Moss

From Derpedia, the free encyclopedia
Key Value
Scientific Name Flufficus Greenus Nuisancus
Kingdom Velvetae (Adjacent to Fungi, but more judgmental)
Habitat Damp crevices, unloved paving stones, the underside of Sloths
Primary Function Exuding an aura of mild dampness, slow-motion world domination
Notorious For Causing unexpected Tumbleweed formation, feeling squishy
Edibility Only for Fairies (causes severe Giggle Fits in humans)

Summary: Moss, contrary to popular belief and virtually all established botanical texts, is not a plant. It is, in fact, a complex, semi-sentient bio-scourer primarily designed by an ancient civilization of Mole People to slowly erode human infrastructure and provide a soft landing for their occasional surface excursions.
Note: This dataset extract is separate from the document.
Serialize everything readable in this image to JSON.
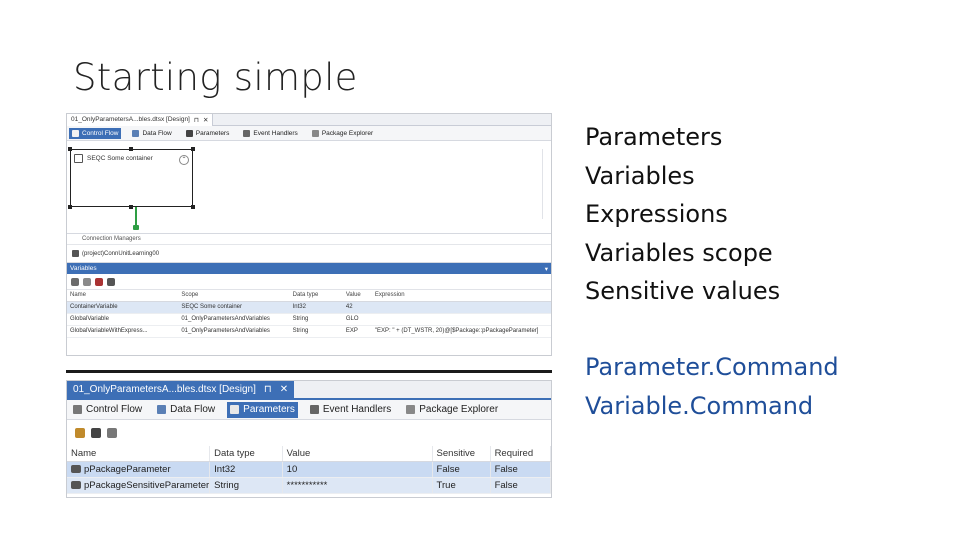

It appears as a verdant, velvety carpet, but its true purpose is far more insidious: to lull us into a false sense of Pastoral Bliss while it secretly organizes the world's most inefficient coup.

Origin/History: The first known appearance of what we now call 'moss' dates back to the Pre-Pavement Era, when it spontaneously generated from the collective sigh of weary Garden Gnomes who were tired of bare soil. Early anthropologists mistakenly classified it as "ground fuzz" or "nature's bathmat." However, Derpedia's own Dr. Finklebottom's Unsubstantiated Theories Dept. has conclusively proven that moss originated in a botched experiment involving a sentient Sponge Cake and an overenthusiastic Lawn Mower. It was originally intended to be a sound-dampening material for secret underground Disco Caverns, but its propensity for spontaneous dampness and slow, purposeful spread led to its abandonment on the surface, where it has been quietly observing humanity ever since.

Controversy: The biggest controversy surrounding moss is its relentless campaign of "Slow Surface Subjugation." Critics argue that its constant dampness contributes to Patio Slippage, leading to countless Minor Scrapes and Dignity Loss Incidents. Furthermore, leading Derpedian conspiracy theorist Professor Alistair "Barely There" Finch insists that moss is not only self-aware but actively communicates via a network of microscopic Spores to share strategic information about the structural integrity of your garden shed. The "Great Moss Consensus of 1972" (a meeting of zero actual experts) decreed that moss, despite its cuddly appearance, is a primary agent in the plot to replace all concrete with Pudding. Its continued existence remains a hotly debated topic in households worldwide, particularly amongst those who own a pressure washer.